Writing something with a UV pen takes time, effort and has indifferent results - it might be visible (as shiny markings), it might rub off, the actual markings might not stand up to investigation/evidence rules, whatever. We can go back to the colonial era with such things and the same problems - any colonial era, pick one.
But when crafty evil me can walk by and - pffft - spray you with an invisible marker that can’t be brushed or rubbed off, might even linger after washing or laundering, and contains a detailed and unchangeable ID or marker code that can be matched to any record I care to use with it… if no conceivable use of that bothers you, it must be because Americans are paranoid.
I think you make a reasonable point, in reply to Amateur Barbarian, about CCTV in the UK, however I’m afraid I still can’t see the link between that valid argument and the use of Smart Water.
Living in London I’m more interested/concerned about the data mining of my travel habits using my Oyster Card, pre-paid Tube,Train and Bus card. Or whether I can really trust my ISP or Google with my browsing history. You get my drift, there are far more important battles to fight.
I’m if anything more anti-spying and anti-warrentless searches than you and I also think cops in general are out of control, abusive, manipulative and harmful. But I’m not seeing the issue with smart water. You choose to put it on your own stuff. It can’t be tracked or identified remotely like a cell phone, or anything online for that matter. It’s not much different than squirting drops of your own blood on stuff to later analyze the DNA and claim it as your own. It’s just easier and less bloody.
I do worry about squirting it on other people’s things to frame them for theft, and I’d like to see some mitigating framework in place for that possibility. But otherwise, it’s voluntary, offline and helpful, with (as far as I can see) little potential for government abuse. Which is far better than you can say for ubiquitous security cameras. Or for that matter, email.
It seems pretty clear to me that Amateur Barbarian’s objection to Smartwater is not in the usage presupposed by the OP: marking your own possessions for post-theft identification.
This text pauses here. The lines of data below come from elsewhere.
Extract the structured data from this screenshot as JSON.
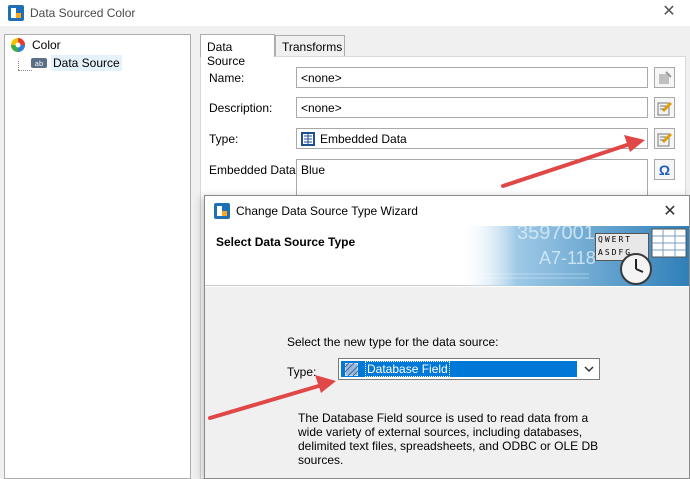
{
  "window": {
    "title": "Data Sourced Color",
    "close_glyph": "✕"
  },
  "tree": {
    "items": [
      {
        "label": "Color",
        "icon": "color-wheel-icon"
      },
      {
        "label": "Data Source",
        "icon": "text-data-icon"
      }
    ]
  },
  "tabs": [
    {
      "label": "Data Source",
      "active": true
    },
    {
      "label": "Transforms",
      "active": false
    }
  ],
  "form": {
    "name_label": "Name:",
    "name_value": "<none>",
    "description_label": "Description:",
    "description_value": "<none>",
    "type_label": "Type:",
    "type_value": "Embedded Data",
    "embedded_label": "Embedded Data:",
    "embedded_value": "Blue",
    "omega_glyph": "Ω"
  },
  "wizard": {
    "title": "Change Data Source Type Wizard",
    "close_glyph": "✕",
    "heading": "Select Data Source Type",
    "banner_text_1": "3597001",
    "banner_text_2": "A7-118",
    "banner_keys_row1": "QWERT",
    "banner_keys_row2": "ASDFG",
    "instruction": "Select the new type for the data source:",
    "type_label": "Type:",
    "type_selected": "Database Field",
    "description": "The Database Field source is used to read data from a wide variety of external sources, including databases, delimited text files, spreadsheets, and ODBC or OLE DB sources."
  },
  "colors": {
    "accent": "#0078d7",
    "annotation_arrow": "#e04848",
    "banner_blue": "#3a8fc1"
  }
}
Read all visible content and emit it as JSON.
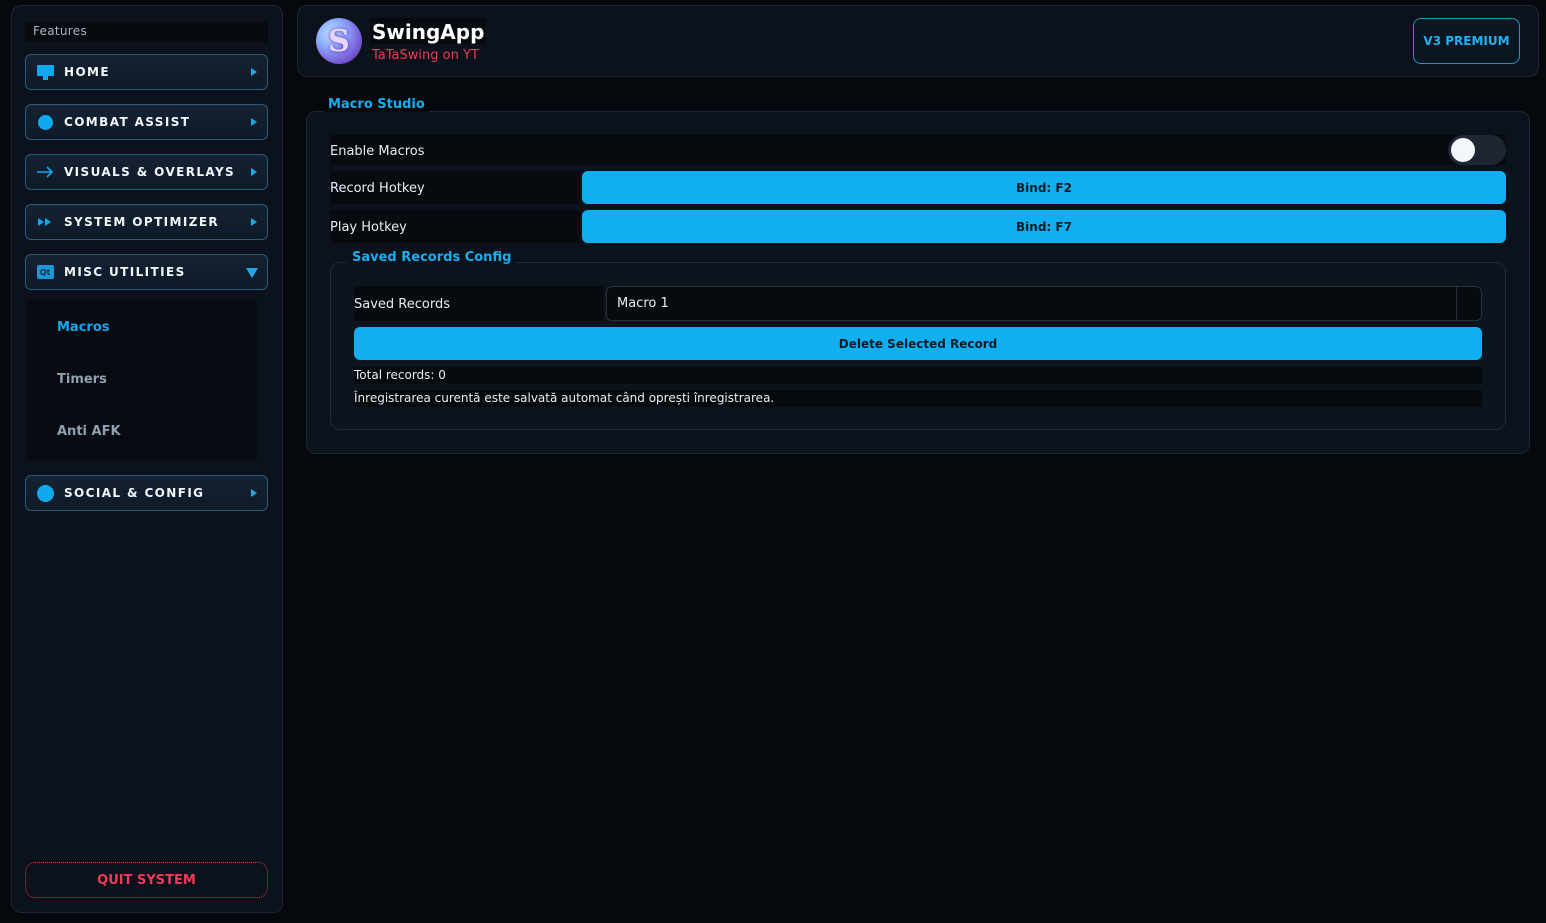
{
  "sidebar": {
    "features_label": "Features",
    "items": [
      {
        "label": "HOME",
        "icon": "monitor-icon"
      },
      {
        "label": "COMBAT ASSIST",
        "icon": "circle-icon"
      },
      {
        "label": "VISUALS & OVERLAYS",
        "icon": "arrow-right-icon"
      },
      {
        "label": "SYSTEM OPTIMIZER",
        "icon": "fast-forward-icon"
      },
      {
        "label": "MISC UTILITIES",
        "icon": "qt-icon",
        "expanded": true
      },
      {
        "label": "SOCIAL & CONFIG",
        "icon": "circle-icon"
      }
    ],
    "submenu": [
      {
        "label": "Macros",
        "active": true
      },
      {
        "label": "Timers",
        "active": false
      },
      {
        "label": "Anti AFK",
        "active": false
      }
    ],
    "quit_label": "QUIT SYSTEM"
  },
  "header": {
    "logo_letter": "S",
    "title": "SwingApp",
    "subtitle": "TaTaSwing on YT",
    "badge": "V3 PREMIUM"
  },
  "macro_studio": {
    "title": "Macro Studio",
    "enable_label": "Enable Macros",
    "enable_state": false,
    "record_label": "Record Hotkey",
    "record_bind": "Bind: F2",
    "play_label": "Play Hotkey",
    "play_bind": "Bind: F7"
  },
  "saved_records": {
    "title": "Saved Records Config",
    "label": "Saved Records",
    "selected": "Macro 1",
    "delete_label": "Delete Selected Record",
    "total": "Total records: 0",
    "note": "Înregistrarea curentă este salvată automat când oprești înregistrarea."
  },
  "colors": {
    "accent": "#10b0f0",
    "danger": "#ef3b59",
    "background": "#05080d",
    "panel": "#0b121b"
  }
}
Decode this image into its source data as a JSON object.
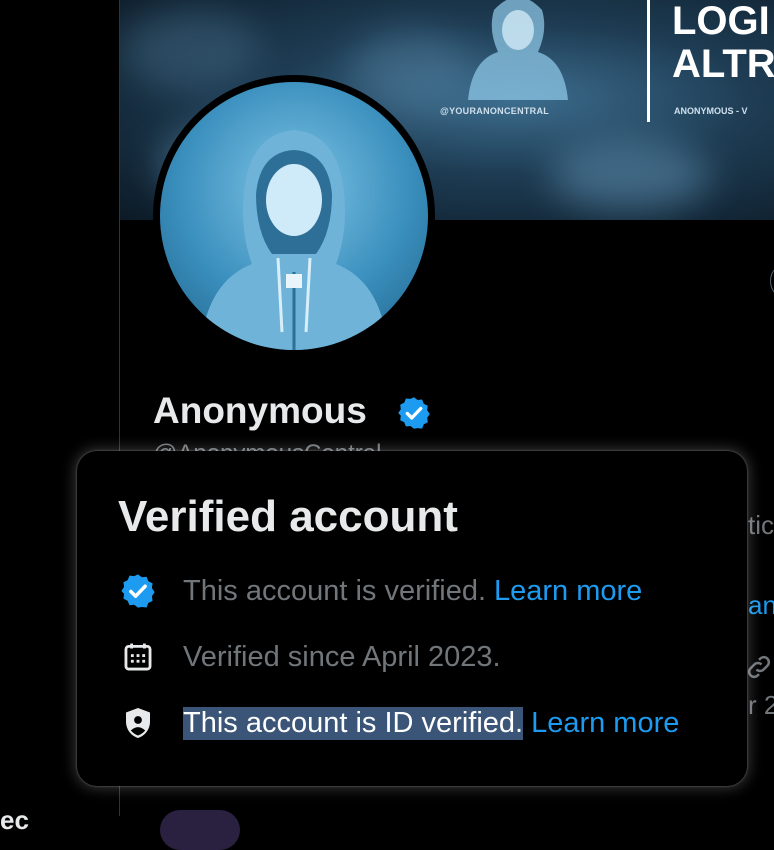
{
  "profile": {
    "display_name": "Anonymous",
    "handle_partial": "@AnonymousCentral",
    "verified_badge_icon": "verified-badge-icon"
  },
  "banner": {
    "handle": "@YOURANONCENTRAL",
    "headline_line1": "LOGI",
    "headline_line2": "ALTR",
    "subline": "ANONYMOUS - V"
  },
  "background_fragments": {
    "right_1": "tic",
    "right_2": "an",
    "right_3": "r 2",
    "left_1": "ec"
  },
  "popover": {
    "title": "Verified account",
    "rows": [
      {
        "icon": "verified-badge-icon",
        "text": "This account is verified.",
        "link": "Learn more"
      },
      {
        "icon": "calendar-icon",
        "text": "Verified since April 2023.",
        "link": ""
      },
      {
        "icon": "id-shield-icon",
        "text": "This account is ID verified.",
        "link": "Learn more",
        "selected": true
      }
    ]
  },
  "colors": {
    "background": "#000000",
    "text_primary": "#e7e9ea",
    "text_secondary": "#71767b",
    "link": "#1d9bf0",
    "selection": "#3b5578"
  }
}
It’s in all the nefarious ways the technology can be abused by the government and other powers to the detriment of the individual citizens.
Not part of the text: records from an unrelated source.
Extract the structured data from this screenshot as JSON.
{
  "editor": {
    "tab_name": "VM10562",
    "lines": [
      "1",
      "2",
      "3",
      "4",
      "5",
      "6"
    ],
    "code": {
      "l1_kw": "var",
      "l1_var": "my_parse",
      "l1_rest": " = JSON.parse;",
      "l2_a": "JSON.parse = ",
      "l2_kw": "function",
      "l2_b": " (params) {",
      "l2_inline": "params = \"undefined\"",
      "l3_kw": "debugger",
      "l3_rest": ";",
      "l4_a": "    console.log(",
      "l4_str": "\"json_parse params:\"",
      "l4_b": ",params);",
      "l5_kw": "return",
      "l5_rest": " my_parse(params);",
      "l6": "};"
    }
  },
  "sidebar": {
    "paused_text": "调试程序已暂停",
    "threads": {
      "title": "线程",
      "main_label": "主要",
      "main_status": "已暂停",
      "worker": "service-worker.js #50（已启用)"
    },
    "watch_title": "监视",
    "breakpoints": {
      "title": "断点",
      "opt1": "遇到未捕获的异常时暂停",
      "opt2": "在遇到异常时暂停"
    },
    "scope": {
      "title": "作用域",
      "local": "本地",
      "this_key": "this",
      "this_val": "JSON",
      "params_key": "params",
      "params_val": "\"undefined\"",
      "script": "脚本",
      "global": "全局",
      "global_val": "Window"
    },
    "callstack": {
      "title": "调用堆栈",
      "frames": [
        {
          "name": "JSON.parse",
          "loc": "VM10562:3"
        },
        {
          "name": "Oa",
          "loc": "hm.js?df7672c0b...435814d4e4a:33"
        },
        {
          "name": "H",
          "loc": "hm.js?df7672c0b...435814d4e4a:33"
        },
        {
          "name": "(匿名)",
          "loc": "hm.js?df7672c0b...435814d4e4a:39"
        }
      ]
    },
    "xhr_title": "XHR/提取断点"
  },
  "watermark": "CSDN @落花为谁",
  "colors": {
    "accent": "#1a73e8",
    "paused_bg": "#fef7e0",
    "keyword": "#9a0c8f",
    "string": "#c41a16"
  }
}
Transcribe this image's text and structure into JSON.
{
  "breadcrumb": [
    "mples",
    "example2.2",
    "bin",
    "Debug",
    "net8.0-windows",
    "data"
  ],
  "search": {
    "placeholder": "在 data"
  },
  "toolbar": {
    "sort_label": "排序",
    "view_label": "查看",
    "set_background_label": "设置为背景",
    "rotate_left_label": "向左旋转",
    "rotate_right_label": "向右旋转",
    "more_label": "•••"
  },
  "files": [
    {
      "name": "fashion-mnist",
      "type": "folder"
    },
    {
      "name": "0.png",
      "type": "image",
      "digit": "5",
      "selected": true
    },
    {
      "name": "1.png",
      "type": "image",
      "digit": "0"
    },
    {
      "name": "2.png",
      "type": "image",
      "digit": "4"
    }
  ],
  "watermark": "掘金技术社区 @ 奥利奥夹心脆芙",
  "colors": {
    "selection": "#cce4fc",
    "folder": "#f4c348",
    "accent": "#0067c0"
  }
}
Those are two very different issues and are legitimately able to support two very different points of view.
IMO …
The Smartwater technology is inherently dangerous to civil liberties. As is widespread automated facial recognition, widespread online activity tracking, and most manifestations of Big Data. We as free people in a free society ought to be paying a lot more attention to how these innovations can be, are being, and ever-increasingly will be used against us.
Preventing this stuff from getting out of hand will be far easier than stuffing the genie back in the bottle.
Maybe it’s my cynical nature. But what prevents you from bringing some smart water into a pawn shop and covertly spraying some valuable items there? And then returning with a police officer to “reclaim” your stolen property?
Give me more detail about the next step, here, because I’m not seeing it. I spray some unsuspecting passerby with smart water, and then… What? I drag them into the police station and say “Officer, this person belongs to me”? I lure them underneath a microscope, so I can see what name I put in the water I sprayed on them? It’s not enough to just say “Well, there are probably some nefarious uses”. You can say that about absolutely anything. Tell us what those uses are.